Don't Just Learn to Code; Learn to Program

Posted 2014-03-06 09:45 PM GMT

Paint by number

There has been a lot of excitement lately about learning to code. As a part of "Hour of Code", Khan academy,, and codecademy all have tutorials that help you code up some sort of app within an hour. I love the excitement and the push to make programming more accessible to more people, because it certainly didn't feel accessible to me when I was teaching myself to program.

I was recently reading an article on Medium about how easy it is to learn to code. The article promotes the same excitement as the "Hour of Code" program, but something about it didn't sit right with me. The author argues that you already know how to code, because code is just a series of instructions. I don't really disagree: we all know what "if" and "while" mean.

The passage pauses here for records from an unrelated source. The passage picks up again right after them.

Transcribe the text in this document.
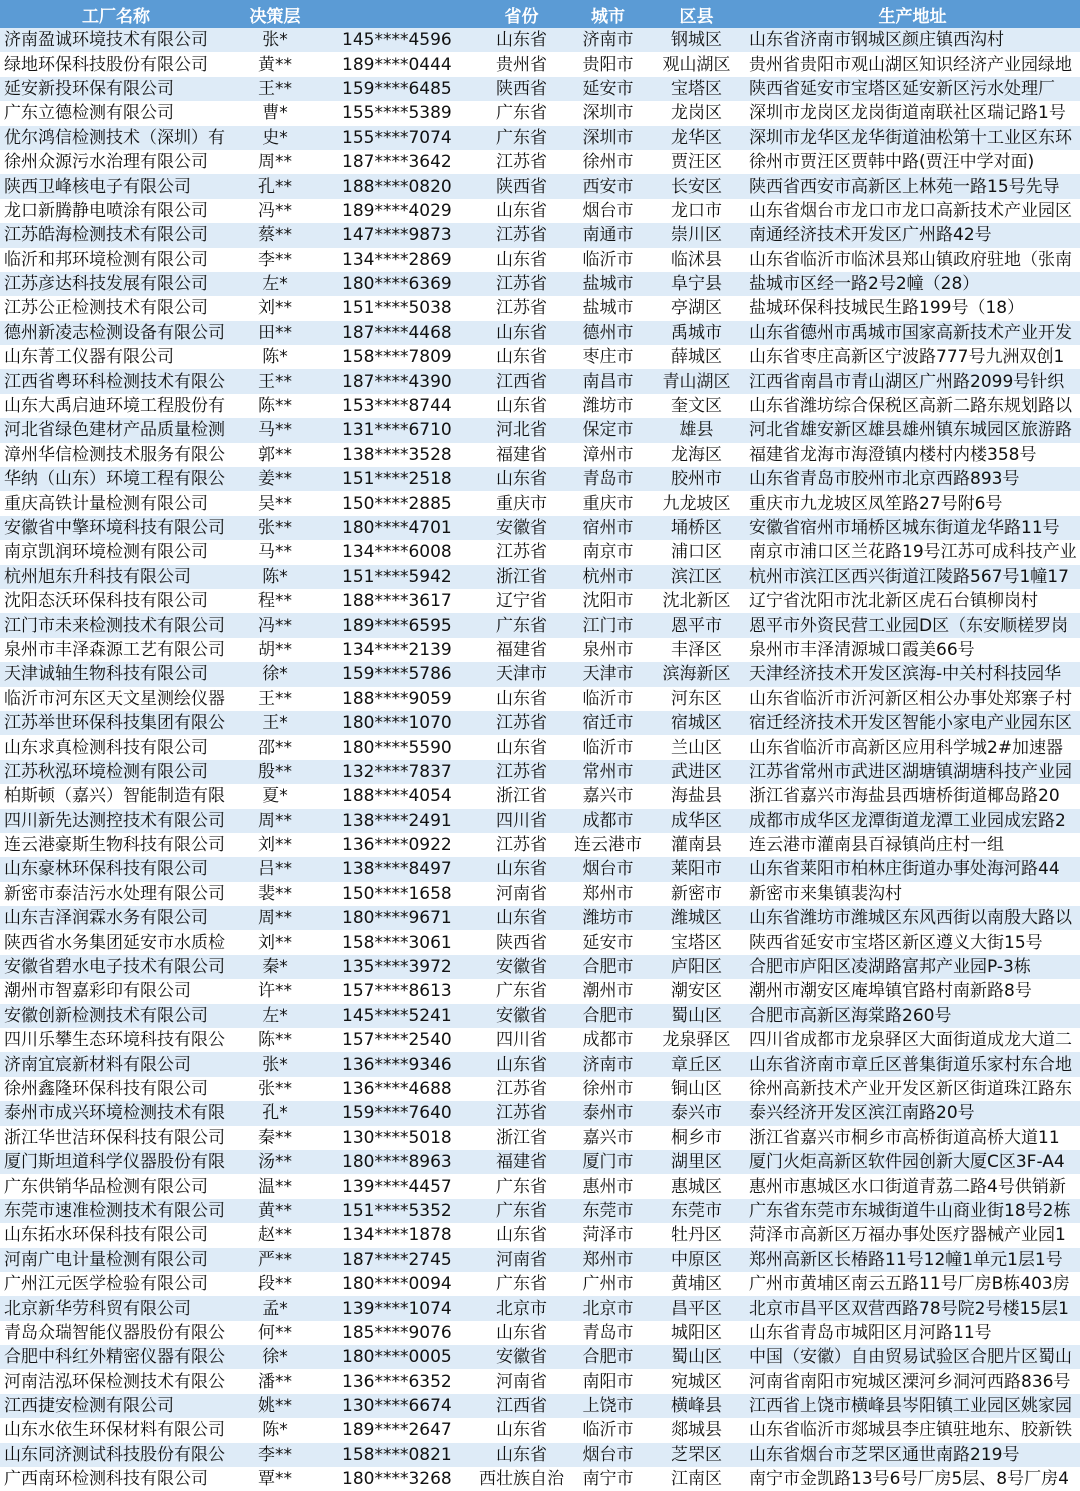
工厂名称	决策层		省份	城市	区县	生产地址
济南盈诚环境技术有限公司	张*	145****4596	山东省	济南市	钢城区	山东省济南市钢城区颜庄镇西沟村
绿地环保科技股份有限公司	黄**	189****0444	贵州省	贵阳市	观山湖区	贵州省贵阳市观山湖区知识经济产业园绿地
延安新投环保有限公司	王**	159****6485	陕西省	延安市	宝塔区	陕西省延安市宝塔区延安新区污水处理厂
广东立德检测有限公司	曹*	155****5389	广东省	深圳市	龙岗区	深圳市龙岗区龙岗街道南联社区瑞记路1号
优尔鸿信检测技术（深圳）有	史*	155****7074	广东省	深圳市	龙华区	深圳市龙华区龙华街道油松第十工业区东环
徐州众源污水治理有限公司	周**	187****3642	江苏省	徐州市	贾汪区	徐州市贾汪区贾韩中路(贾汪中学对面)
陕西卫峰核电子有限公司	孔**	188****0820	陕西省	西安市	长安区	陕西省西安市高新区上林苑一路15号先导
龙口新腾静电喷涂有限公司	冯**	189****4029	山东省	烟台市	龙口市	山东省烟台市龙口市龙口高新技术产业园区
江苏皓海检测技术有限公司	蔡**	147****9873	江苏省	南通市	崇川区	南通经济技术开发区广州路42号
临沂和邦环境检测有限公司	李**	134****2869	山东省	临沂市	临沭县	山东省临沂市临沭县郑山镇政府驻地（张南
江苏彦达科技发展有限公司	左*	180****6369	江苏省	盐城市	阜宁县	盐城市区经一路2号2幢（28）
江苏公正检测技术有限公司	刘**	151****5038	江苏省	盐城市	亭湖区	盐城环保科技城民生路199号（18）
德州新凌志检测设备有限公司	田**	187****4468	山东省	德州市	禹城市	山东省德州市禹城市国家高新技术产业开发
山东菁工仪器有限公司	陈*	158****7809	山东省	枣庄市	薛城区	山东省枣庄高新区宁波路777号九洲双创1
江西省粤环科检测技术有限公	王**	187****4390	江西省	南昌市	青山湖区	江西省南昌市青山湖区广州路2099号针织
山东大禹启迪环境工程股份有	陈**	153****8744	山东省	潍坊市	奎文区	山东省潍坊综合保税区高新二路东规划路以
河北省绿色建材产品质量检测	马**	131****6710	河北省	保定市	雄县	河北省雄安新区雄县雄州镇东城园区旅游路
漳州华信检测技术服务有限公	郭**	138****3528	福建省	漳州市	龙海区	福建省龙海市海澄镇内楼村内楼358号
华纳（山东）环境工程有限公	姜**	151****2518	山东省	青岛市	胶州市	山东省青岛市胶州市北京西路893号
重庆高铁计量检测有限公司	吴**	150****2885	重庆市	重庆市	九龙坡区	重庆市九龙坡区凤笙路27号附6号
安徽省中擎环境科技有限公司	张**	180****4701	安徽省	宿州市	埇桥区	安徽省宿州市埇桥区城东街道龙华路11号
南京凯润环境检测有限公司	马**	134****6008	江苏省	南京市	浦口区	南京市浦口区兰花路19号江苏可成科技产业
杭州旭东升科技有限公司	陈*	151****5942	浙江省	杭州市	滨江区	杭州市滨江区西兴街道江陵路567号1幢17
沈阳态沃环保科技有限公司	程**	188****3617	辽宁省	沈阳市	沈北新区	辽宁省沈阳市沈北新区虎石台镇柳岗村
江门市未来检测技术有限公司	冯**	189****6595	广东省	江门市	恩平市	恩平市外资民营工业园D区（东安顺槎罗岗
泉州市丰泽森源工艺有限公司	胡**	134****2139	福建省	泉州市	丰泽区	泉州市丰泽清源城口霞美66号
天津诚轴生物科技有限公司	徐*	159****5786	天津市	天津市	滨海新区	天津经济技术开发区滨海-中关村科技园华
临沂市河东区天文星测绘仪器	王**	188****9059	山东省	临沂市	河东区	山东省临沂市沂河新区相公办事处郑寨子村
江苏举世环保科技集团有限公	王*	180****1070	江苏省	宿迁市	宿城区	宿迁经济技术开发区智能小家电产业园东区
山东求真检测科技有限公司	邵**	180****5590	山东省	临沂市	兰山区	山东省临沂市高新区应用科学城2#加速器
江苏秋泓环境检测有限公司	殷**	132****7837	江苏省	常州市	武进区	江苏省常州市武进区湖塘镇湖塘科技产业园
柏斯顿（嘉兴）智能制造有限	夏*	188****4054	浙江省	嘉兴市	海盐县	浙江省嘉兴市海盐县西塘桥街道椰岛路20
四川新先达测控技术有限公司	周**	138****2491	四川省	成都市	成华区	成都市成华区龙潭街道龙潭工业园成宏路2
连云港豪斯生物科技有限公司	刘**	136****0922	江苏省	连云港市	灌南县	连云港市灌南县百禄镇尚庄村一组
山东豪林环保科技有限公司	吕**	138****8497	山东省	烟台市	莱阳市	山东省莱阳市柏林庄街道办事处海河路44
新密市泰洁污水处理有限公司	裴**	150****1658	河南省	郑州市	新密市	新密市来集镇裴沟村
山东吉泽润霖水务有限公司	周**	180****9671	山东省	潍坊市	潍城区	山东省潍坊市潍城区东风西街以南殷大路以
陕西省水务集团延安市水质检	刘**	158****3061	陕西省	延安市	宝塔区	陕西省延安市宝塔区新区遵义大街15号
安徽省碧水电子技术有限公司	秦*	135****3972	安徽省	合肥市	庐阳区	合肥市庐阳区凌湖路富邦产业园P-3栋
潮州市智嘉彩印有限公司	许**	157****8613	广东省	潮州市	潮安区	潮州市潮安区庵埠镇官路村南新路8号
安徽创新检测技术有限公司	左*	145****5241	安徽省	合肥市	蜀山区	合肥市高新区海棠路260号
四川乐攀生态环境科技有限公	陈**	157****2540	四川省	成都市	龙泉驿区	四川省成都市龙泉驿区大面街道成龙大道二
济南宜宸新材料有限公司	张*	136****9346	山东省	济南市	章丘区	山东省济南市章丘区普集街道乐家村东合地
徐州鑫隆环保科技有限公司	张**	136****4688	江苏省	徐州市	铜山区	徐州高新技术产业开发区新区街道珠江路东
泰州市成兴环境检测技术有限	孔*	159****7640	江苏省	泰州市	泰兴市	泰兴经济开发区滨江南路20号
浙江华世洁环保科技有限公司	秦**	130****5018	浙江省	嘉兴市	桐乡市	浙江省嘉兴市桐乡市高桥街道高桥大道11
厦门斯坦道科学仪器股份有限	汤**	180****8963	福建省	厦门市	湖里区	厦门火炬高新区软件园创新大厦C区3F-A4
广东供销华品检测有限公司	温**	139****4457	广东省	惠州市	惠城区	惠州市惠城区水口街道青荔二路4号供销新
东莞市速准检测技术有限公司	黄**	151****5352	广东省	东莞市	东莞市	广东省东莞市东城街道牛山商业街18号2栋
山东拓水环保科技有限公司	赵**	134****1878	山东省	菏泽市	牡丹区	菏泽市高新区万福办事处医疗器械产业园1
河南广电计量检测有限公司	严**	187****2745	河南省	郑州市	中原区	郑州高新区长椿路11号12幢1单元1层1号
广州江元医学检验有限公司	段**	180****0094	广东省	广州市	黄埔区	广州市黄埔区南云五路11号厂房B栋403房
北京新华劳科贸有限公司	孟*	139****1074	北京市	北京市	昌平区	北京市昌平区双营西路78号院2号楼15层1
青岛众瑞智能仪器股份有限公	何**	185****9076	山东省	青岛市	城阳区	山东省青岛市城阳区月河路11号
合肥中科红外精密仪器有限公	徐*	180****0005	安徽省	合肥市	蜀山区	中国（安徽）自由贸易试验区合肥片区蜀山
河南洁泓环保检测技术有限公	潘**	136****6352	河南省	南阳市	宛城区	河南省南阳市宛城区溧河乡洞河西路836号
江西捷安检测有限公司	姚**	130****6674	江西省	上饶市	横峰县	江西省上饶市横峰县岑阳镇工业园区姚家园
山东水依生环保材料有限公司	陈*	189****2647	山东省	临沂市	郯城县	山东省临沂市郯城县李庄镇驻地东、胶新铁
山东同济测试科技股份有限公	李**	158****0821	山东省	烟台市	芝罘区	山东省烟台市芝罘区通世南路219号
广西南环检测科技有限公司	覃**	180****3268	西壮族自治	南宁市	江南区	南宁市金凯路13号6号厂房5层、8号厂房4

However, "IDE", "parse", "compile", "interpret", "execute", "invoke", and "runtime" are not really so familiar, but they are just as important for making your code do something. This article that claims that learning to code is easy starts with a "simple" code example that includes such difficult concepts as "dependency management", "static data types", and "return values".

In my opinion, you will be much better served by learning to program rather than learning to code, and there is a subtle, but significant difference between the two. Writing code is just one part of creating a program. Websites like codecademy do a great job of teaching you how to code, but you can't really apply those coding skills when you leave the codecademy website unless you learn how to program. It's a lot like trying to learn to paint using paint-by-number. You will have learned how to put paint on a brush and apply that paint to a canvas, but you haven't learned to choose paint type, choose colors, mix paints, stretch canvas, or any of the other skills you need to actually create your own painting. The paint-by-number kit has done all of this hard work for you. Similarly, online coding tutorials handle all of the hard parts for you. They give you a place to write your code, set up an environment for you to execute, and give you a place to see the results. Without these foundational skills, you will never be able to create your own programs. If you can never create your own programs, what's the point of learning to program?

When I taught myself to program, I was often frustrated because I was trying to learn to code without learning to program. To this end, I am writing a book that teaches the the foundations of learning to program.

Don't just learn to code; learn to program.